Pequim nega as 'acusações infundadas' e considera conclusão do jornal 'irresponsável'

Cláudia Trevisan, correspondente em Pequim,

31 de janeiro de 2013 | 11h50

O jornal The New York Times disse ter sido vítima de "persistentes ataques" de hackers chineses desde pelo menos 24 de outubro, véspera da publicação de reportagem segundo a qual a família do primeiro-ministro Wen Jiabao controla uma fortuna de US$ 2,7 bilhões, que se expandiu à medida que ele ascendeu na hierarquia de poder da segunda maior economia do mundo.

Investigação realizada por empresa de segurança contratada pelo jornal conclui que os invasores acessaram os computadores de 53 funcionários, entre os quais o de David Barboza, chefe do escritório em Shanghai que escreveu a reportagem sobre a família de Wen. Segundo a editora-executiva do NYT, Jill Abramson, não foram encontradas evidências de que e-mails ou documentos "sensíveis" relacionados à investigação tenham sido roubados pelos hackers.

Os métodos usados pelos invasores são "consistentes" com os utilizados por militares chineses "no passado", sustentou o jornal, citando especialistas em segurança cibernética.

O porta-voz do Ministério das Relações Exteriores da China, Hong Lei, refutou a acusação de que os ataques foram coordenados a partir do país. "Chegar a conclusões sem nenhuma razão, com evidências incertas e nenhuma prova e dizer que a China participa e ataques online é totalmente irresponsável", afirmou.

A direção do NYT pediu à empresa de telefonia AT&T que monitorasse os acessos à sua rede de computadores no dia 24 de outubro, depois de representantes do governo chinês terem alertado o jornal de que a eventual publicação da investigação sobre a família de Wen Jiabao teria "consequências".

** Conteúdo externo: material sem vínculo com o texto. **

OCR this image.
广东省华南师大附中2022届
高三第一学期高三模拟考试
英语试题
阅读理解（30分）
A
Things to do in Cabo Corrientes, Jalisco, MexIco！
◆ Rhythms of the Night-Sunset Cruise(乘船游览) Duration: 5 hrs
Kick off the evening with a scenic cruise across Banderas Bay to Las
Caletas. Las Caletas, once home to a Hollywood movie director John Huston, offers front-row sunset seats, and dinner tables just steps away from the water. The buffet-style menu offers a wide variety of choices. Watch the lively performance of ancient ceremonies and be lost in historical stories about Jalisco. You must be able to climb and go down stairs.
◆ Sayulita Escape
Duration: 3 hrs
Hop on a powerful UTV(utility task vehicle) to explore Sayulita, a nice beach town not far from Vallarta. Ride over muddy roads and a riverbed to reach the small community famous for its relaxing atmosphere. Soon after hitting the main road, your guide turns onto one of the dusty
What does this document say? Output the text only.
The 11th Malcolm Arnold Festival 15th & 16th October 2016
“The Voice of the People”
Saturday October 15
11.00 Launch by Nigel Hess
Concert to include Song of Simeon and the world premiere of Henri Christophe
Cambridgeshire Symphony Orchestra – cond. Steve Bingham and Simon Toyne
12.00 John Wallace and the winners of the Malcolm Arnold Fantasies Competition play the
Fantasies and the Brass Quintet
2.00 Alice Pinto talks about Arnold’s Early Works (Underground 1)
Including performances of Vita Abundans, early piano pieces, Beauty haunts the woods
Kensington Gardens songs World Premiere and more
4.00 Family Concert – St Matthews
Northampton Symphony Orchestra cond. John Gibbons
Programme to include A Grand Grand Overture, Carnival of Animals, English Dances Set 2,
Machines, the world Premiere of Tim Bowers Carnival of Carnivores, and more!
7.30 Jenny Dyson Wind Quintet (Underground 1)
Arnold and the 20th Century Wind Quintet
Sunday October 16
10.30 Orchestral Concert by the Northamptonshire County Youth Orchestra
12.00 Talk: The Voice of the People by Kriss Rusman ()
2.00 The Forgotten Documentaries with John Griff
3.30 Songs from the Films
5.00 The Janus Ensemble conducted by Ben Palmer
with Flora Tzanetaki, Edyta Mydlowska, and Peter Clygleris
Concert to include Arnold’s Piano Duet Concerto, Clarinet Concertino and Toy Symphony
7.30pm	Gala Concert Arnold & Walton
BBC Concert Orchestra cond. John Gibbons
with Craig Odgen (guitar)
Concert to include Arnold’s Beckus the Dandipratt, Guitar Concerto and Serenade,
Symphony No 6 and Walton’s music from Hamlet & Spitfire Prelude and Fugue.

No dia seguinte, data de publicação da reportagem, a AT&T notificou o Times de que havia detectado "comportamentos" na rede "consistentes" com outros ataques atribuídos a militares chineses.

O presidente do Clube de Correspondentes da China, Peter Ford, observou que o ataque ao NYT é o mais recente de uma sucessão de casos semelhantes.